In the recent years, it has been recognised that the SB rewiring site impacts on MV stent distortion after SB dilation. Crossing of the MV stent struts in the most distal cell is associated with better SB ostium scaffolding.21-22 Accordingly, the operators should focus their attention not only on getting into the SB through the stent but also in doing this in the most distal part of the SB ostium. To this aim, the best way is to wire the SB with the pullback technique (see Figure 2),6 and check the rewiring site before performing kissing balloon inflation.
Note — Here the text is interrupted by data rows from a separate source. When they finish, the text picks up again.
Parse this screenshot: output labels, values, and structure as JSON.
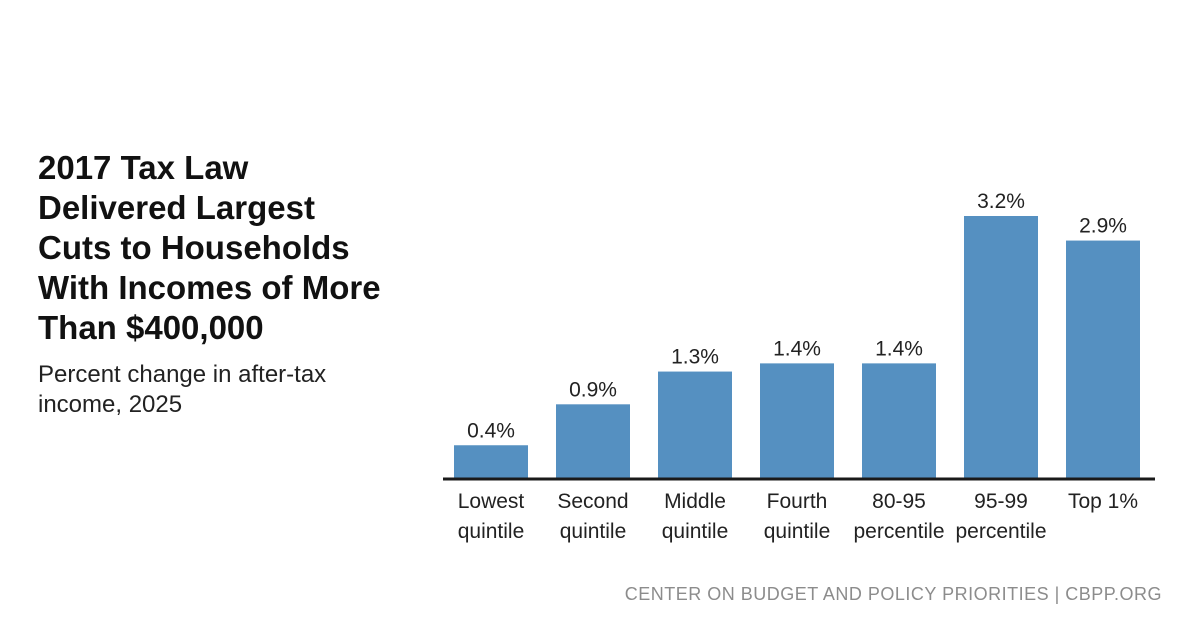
{
  "header": {
    "title": "2017 Tax Law\nDelivered Largest\nCuts to Households\nWith Incomes of More\nThan $400,000",
    "subtitle": "Percent change in after-tax income, 2025"
  },
  "footer": {
    "source": "CENTER ON BUDGET AND POLICY PRIORITIES | CBPP.ORG"
  },
  "colors": {
    "bar": "#5590c1",
    "axis": "#1a1a1a",
    "text": "#222222"
  },
  "chart_data": {
    "type": "bar",
    "categories": [
      [
        "Lowest",
        "quintile"
      ],
      [
        "Second",
        "quintile"
      ],
      [
        "Middle",
        "quintile"
      ],
      [
        "Fourth",
        "quintile"
      ],
      [
        "80-95",
        "percentile"
      ],
      [
        "95-99",
        "percentile"
      ],
      [
        "Top 1%"
      ]
    ],
    "values": [
      0.4,
      0.9,
      1.3,
      1.4,
      1.4,
      3.2,
      2.9
    ],
    "labels": [
      "0.4%",
      "0.9%",
      "1.3%",
      "1.4%",
      "1.4%",
      "3.2%",
      "2.9%"
    ],
    "ylim": [
      0,
      3.2
    ],
    "grid": false,
    "legend": "none"
  }
}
To do this, some authors have recently proposed OCT assessment.21 A simple alternative method consists of pulling back the jailed wire until the radiopaque segment is located at the bifurcation level to facilitate visualisation of the distance between jailed wire and rewiring wire, as shown in Figure 2.

Once the wire has re-crossed the stent struts, SB dilation is usually performed with the kissing balloon technique. Such attitude is supported by a series of experimental data documenting that isolated SB balloon dilation, without kissing balloon inflation, induces a stent deformation in the MV resulting in lumen reduction distal to the carina.23-25 The choice of balloons for kissing inflation should consider diameters that match the two branches and have a length sufficiently short to avoid inflating them out of the stent. Recently, the use of non-compliant balloons has been proposed for final kissing inflation to have better opening of the stent struts and to reduce SB dissections.26

Concerning rewiring and kissing balloon procedural features, it must be underlined that the technical characteristics of the DES implanted in the MV may play a pivotal role. Indeed, the size and the shape of the MV stent cells to be re-crossed have major differences among available stents and this may translate into different easiness of SB management.27

How to Rescue a Failed Provisional Approach 

The worst scenario in the setting of a bifurcation intervention with provisional technique is represented by comp lete loss of a relevant SB after MV stenting, with failure to rewire it. When SB occlusion is clinically relevant and any attempt to rewire it fails, operators should consider the possibility of a rescue technique28 based on the advancement of a small balloon over the jailed wire with the aim of reaching the SB under the stent struts. Gentle balloon dilation may restore SB flow thus facilitating rewiring. In such circumstances, jailed balloon-induced MV stent distortion should be corrected by the POT and final kissing balloon inflation.